スッタニパータ 第1章『チュンダ』Cundasuttaṃ(チュンダ・スッタ)第88偈
原文
「Yo dhammapade sudesite, magge jīvati saññato satīmā;
Anavajjapadāni sevamāno, tatiyaṃ bhikkhunamāhu maggajīviṃ.」
訳
仏陀が答えた。
「法の言葉が正しく説かれたとき、
その道に従い、生きる者がいる。
彼は自制し、常に気をつけ、
汚れなき言葉を実践する者である。
このような者こそ、
『道に生きる者(マッガジーヴィ)』と呼ばれる。
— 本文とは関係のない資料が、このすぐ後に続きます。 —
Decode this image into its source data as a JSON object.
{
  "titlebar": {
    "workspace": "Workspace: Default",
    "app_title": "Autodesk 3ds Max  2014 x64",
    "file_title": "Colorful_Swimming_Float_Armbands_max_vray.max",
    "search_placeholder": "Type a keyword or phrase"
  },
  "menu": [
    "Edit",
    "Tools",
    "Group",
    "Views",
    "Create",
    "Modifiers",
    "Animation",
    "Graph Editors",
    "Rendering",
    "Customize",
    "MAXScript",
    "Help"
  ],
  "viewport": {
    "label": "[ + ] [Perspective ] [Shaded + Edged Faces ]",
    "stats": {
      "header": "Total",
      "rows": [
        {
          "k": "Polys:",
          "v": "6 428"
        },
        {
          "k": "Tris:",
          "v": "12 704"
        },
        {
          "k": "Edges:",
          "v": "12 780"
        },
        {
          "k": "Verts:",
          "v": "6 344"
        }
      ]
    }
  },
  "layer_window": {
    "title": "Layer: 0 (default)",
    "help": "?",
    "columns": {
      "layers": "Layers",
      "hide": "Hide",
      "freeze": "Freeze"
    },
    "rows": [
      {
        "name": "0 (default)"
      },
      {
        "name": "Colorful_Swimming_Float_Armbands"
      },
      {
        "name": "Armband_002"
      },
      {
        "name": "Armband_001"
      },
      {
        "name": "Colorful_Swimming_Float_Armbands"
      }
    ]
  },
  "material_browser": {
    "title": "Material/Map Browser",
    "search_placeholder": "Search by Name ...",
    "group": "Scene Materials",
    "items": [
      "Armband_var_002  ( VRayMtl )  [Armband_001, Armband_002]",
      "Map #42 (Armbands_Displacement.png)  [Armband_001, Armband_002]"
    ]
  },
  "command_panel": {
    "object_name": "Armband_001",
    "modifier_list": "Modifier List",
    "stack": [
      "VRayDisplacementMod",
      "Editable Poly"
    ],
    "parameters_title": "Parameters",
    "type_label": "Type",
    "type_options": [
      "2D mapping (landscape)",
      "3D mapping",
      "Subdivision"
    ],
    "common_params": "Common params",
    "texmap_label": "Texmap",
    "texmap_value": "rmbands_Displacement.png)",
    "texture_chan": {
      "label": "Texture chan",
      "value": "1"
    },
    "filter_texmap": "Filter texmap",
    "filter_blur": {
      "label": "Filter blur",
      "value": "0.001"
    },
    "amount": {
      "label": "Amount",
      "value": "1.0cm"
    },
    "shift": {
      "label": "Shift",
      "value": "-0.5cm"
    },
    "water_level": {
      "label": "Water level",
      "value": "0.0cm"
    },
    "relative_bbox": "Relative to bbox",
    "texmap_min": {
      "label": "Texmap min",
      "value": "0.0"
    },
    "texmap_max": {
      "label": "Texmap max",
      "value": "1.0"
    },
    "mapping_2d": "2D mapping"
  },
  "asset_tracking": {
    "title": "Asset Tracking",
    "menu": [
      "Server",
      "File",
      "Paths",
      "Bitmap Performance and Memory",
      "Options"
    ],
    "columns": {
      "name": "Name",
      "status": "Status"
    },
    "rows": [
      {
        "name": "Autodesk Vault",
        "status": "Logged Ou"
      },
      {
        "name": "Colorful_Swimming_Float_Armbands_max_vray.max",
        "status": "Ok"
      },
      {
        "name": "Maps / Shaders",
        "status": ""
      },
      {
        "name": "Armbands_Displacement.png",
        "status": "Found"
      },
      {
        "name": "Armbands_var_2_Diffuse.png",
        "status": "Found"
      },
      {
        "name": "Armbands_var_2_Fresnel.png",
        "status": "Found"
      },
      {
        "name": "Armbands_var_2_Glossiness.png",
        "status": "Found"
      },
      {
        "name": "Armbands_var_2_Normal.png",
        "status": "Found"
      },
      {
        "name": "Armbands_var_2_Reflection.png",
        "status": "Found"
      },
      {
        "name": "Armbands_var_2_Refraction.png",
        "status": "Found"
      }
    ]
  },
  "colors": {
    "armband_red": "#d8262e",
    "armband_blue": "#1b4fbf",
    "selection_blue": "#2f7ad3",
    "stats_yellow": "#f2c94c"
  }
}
」
話の背景
仏陀は、「道を生きる者」について説明する。
それは、説かれた法(ダンマ)を忠実に守り、
日々の行いの中で実践する修行者 である。
彼らは完全な悟りには至らないが、
修行の正しい道を歩んでいるとされる。
注釈・補足
「法の言葉が正しく説かれたとき(Yo dhammapade sudesite)」
「Yo(ヨ)」 は「~する者」、
「dhammapade(ダンマパデ)」 は「法の言葉」、
「sudesite(スデーシテ)」 は「正しく説かれた」。
これは、仏陀によって明確に説かれた教えを意味する。
「その道に従い、生きる者がいる(Magge jīvati)」
「Magge(マッゲ)」 は「道の上に」、
「jīvati(ジーヴァティ)」 は「生きる」。
これは、修行者が仏陀の教えに従い、実践しながら生きていることを示す。
「彼は自制し、常に気をつけ(Saññato satīmā)」
「Saññato(サンニャトー)」 は「自制する者」、
「Satīmā(サティマー)」 は「常に気をつける者(念を持つ者)」。
これは、自己を律し、気を緩めることなく修行する者を指す。
「汚れなき言葉を実践する者である(Anavajjapadāni sevamāno)」
「Anavajjapadāni(アナヴァッジャパダーニ)」 は「汚れなき言葉」、
「Sevamāno(セーヴァマーノ)」 は「実践する」。
修行者は誤った言葉を避け、清らかな言葉を話し、正しい行為をすることを大切にする。
「このような者こそ、『道に生きる者』と呼ばれる(Tatiyaṃ bhikkhunamāhu maggajīviṃ)」
「Tatiyaṃ(タティヤン)」 は「第三の」、
「bhikkhunamāhu(ビックフナマーウ)」 は「修行者と呼ばれる」、
「maggajīviṃ(マッガジーヴィン)」 は「道に生きる者」。
これは、修行者の三つ目の分類として、「道を実践して生きる者」を示している。